Ее прервал тот же голос, теперь в более высоком регистре:

— И закройте дверь — сквозит!

Не умеряя восторга, Кнопка снова мчалась к порогу, явно — облобызать меня еще раз. Но дверь перед ее носом захлопнулась. И перед моим тоже.


К Димке я добрался в темноте. Он встретил меня, набрасывая пижаму.

— Входи, входи, убийца.

— Что с тобой?

Он включил торшер и щелкнул себя в грудь.

— Весь день на валидоле, каплях Стражеско… Веришь, уже воротит от них. Сейчас как будто легче. Скажи на милость, с чего это у нас?

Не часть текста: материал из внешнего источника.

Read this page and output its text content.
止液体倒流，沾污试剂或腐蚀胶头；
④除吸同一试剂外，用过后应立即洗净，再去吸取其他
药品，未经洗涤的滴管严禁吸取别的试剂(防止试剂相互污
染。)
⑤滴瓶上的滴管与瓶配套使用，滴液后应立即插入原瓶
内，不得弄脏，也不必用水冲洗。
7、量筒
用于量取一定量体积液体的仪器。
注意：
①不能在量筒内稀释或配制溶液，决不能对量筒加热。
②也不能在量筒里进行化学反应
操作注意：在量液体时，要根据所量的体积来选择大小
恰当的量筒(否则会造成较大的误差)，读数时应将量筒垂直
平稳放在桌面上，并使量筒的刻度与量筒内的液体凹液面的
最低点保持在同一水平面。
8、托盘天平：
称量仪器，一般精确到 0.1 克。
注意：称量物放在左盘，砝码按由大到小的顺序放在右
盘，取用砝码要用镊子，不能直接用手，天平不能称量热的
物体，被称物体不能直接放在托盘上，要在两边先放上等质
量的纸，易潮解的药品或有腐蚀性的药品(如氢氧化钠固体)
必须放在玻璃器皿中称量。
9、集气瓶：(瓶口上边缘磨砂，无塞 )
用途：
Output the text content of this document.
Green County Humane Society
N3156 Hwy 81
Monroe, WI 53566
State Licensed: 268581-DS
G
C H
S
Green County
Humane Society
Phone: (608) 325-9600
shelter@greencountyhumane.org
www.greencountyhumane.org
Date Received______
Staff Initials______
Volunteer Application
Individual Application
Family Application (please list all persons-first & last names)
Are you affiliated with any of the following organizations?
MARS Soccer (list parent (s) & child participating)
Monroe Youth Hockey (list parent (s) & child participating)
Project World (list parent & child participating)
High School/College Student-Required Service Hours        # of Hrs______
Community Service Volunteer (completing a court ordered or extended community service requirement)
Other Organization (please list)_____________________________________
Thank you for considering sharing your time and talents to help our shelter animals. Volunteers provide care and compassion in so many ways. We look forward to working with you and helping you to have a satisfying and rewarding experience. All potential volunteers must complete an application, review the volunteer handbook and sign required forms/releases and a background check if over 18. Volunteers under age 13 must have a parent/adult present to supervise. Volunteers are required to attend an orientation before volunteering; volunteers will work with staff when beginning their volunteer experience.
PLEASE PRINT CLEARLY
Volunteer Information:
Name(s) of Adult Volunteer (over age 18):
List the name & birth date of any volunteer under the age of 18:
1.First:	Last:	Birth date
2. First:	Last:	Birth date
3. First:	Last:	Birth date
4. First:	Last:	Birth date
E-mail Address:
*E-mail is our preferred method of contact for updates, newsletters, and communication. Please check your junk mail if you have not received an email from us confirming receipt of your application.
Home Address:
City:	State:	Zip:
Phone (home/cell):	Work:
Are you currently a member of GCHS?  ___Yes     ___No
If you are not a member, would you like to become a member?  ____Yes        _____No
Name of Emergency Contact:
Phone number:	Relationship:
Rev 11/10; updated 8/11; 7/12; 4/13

Мы сели за журнальный столик.

— Ты знаешь, что меня хотят взашей и под суд отдать?

Он откинулся в кресле.

— Слыхал, слыхал. Утром Лора сказала, когда звонил.

— А зачем пришел, знаешь?

— Понятно, зачем — проведать больного.

— Не совсем так, лицемерить не стану. Мне нужны деньги.

— Кому они не нужны!

— Мне до зарезу. Требуется безотлагательно вернуть в кассу взаимопомощи сто рублей.

Он усмехнулся:

— Тонечкины штучки! Она же теперь калиф на час, хоть день-другой, а мои. Вот что значит — свинье рога, забодает.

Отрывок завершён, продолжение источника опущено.